In the biological process (BP), co-differential expressed proteins among Non-severe and severe TB are mainly enriched in protein kinase B signaling, positive regulation of interleukin-17 production, positive regulation of interleukin-12 production, cellular response to interferon-gamma, positive regulation of interleukin-1 beta production, positive regulation of chemokine production, positive regulation of NIK/NF-kappaB signaling, positive regulation of peptidyl-tyrosine and peptidyl-serine phosphorylation(figure 10E). The KEGG pathway analysis revealed that co-differentially expressed proteins exhibit enrichment in several pathways, including the PPAR signaling pathway, IL-17 signaling pathway, primary immunodeficiency, endocrine resistance, and NF-kappa B signaling pathway (Figure 10F).

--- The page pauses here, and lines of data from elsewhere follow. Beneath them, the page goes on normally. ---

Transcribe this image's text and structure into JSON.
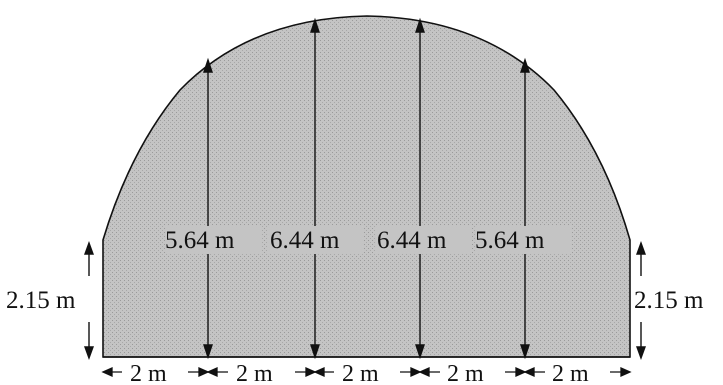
{
  "diagram": {
    "fill_color": "#bdbdbd",
    "line_color": "#111111",
    "heights": [
      {
        "label": "5.64 m",
        "value": 5.64
      },
      {
        "label": "6.44 m",
        "value": 6.44
      },
      {
        "label": "6.44 m",
        "value": 6.44
      },
      {
        "label": "5.64 m",
        "value": 5.64
      }
    ],
    "side_left": {
      "label": "2.15 m",
      "value": 2.15
    },
    "side_right": {
      "label": "2.15 m",
      "value": 2.15
    },
    "widths": [
      {
        "label": "2 m",
        "value": 2
      },
      {
        "label": "2 m",
        "value": 2
      },
      {
        "label": "2 m",
        "value": 2
      },
      {
        "label": "2 m",
        "value": 2
      },
      {
        "label": "2 m",
        "value": 2
      }
    ]
  }
}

The outcomes of the GO and KEGG analyses of co-differentiated proteins across different groups highlight the significant involvement of immune regulation and cell signaling in the development of tuberculosis. Specifically, the dysregulation of cytokine and chemokine production and signaling emerges as a crucial factor in distinguishing between various stages and severities of the disease. These findings contribute to the advancement of knowledge regarding the pathophysiology of tuberculosis and have the potential to facilitate the development of targeted therapeutic interventions and diagnostic strategies.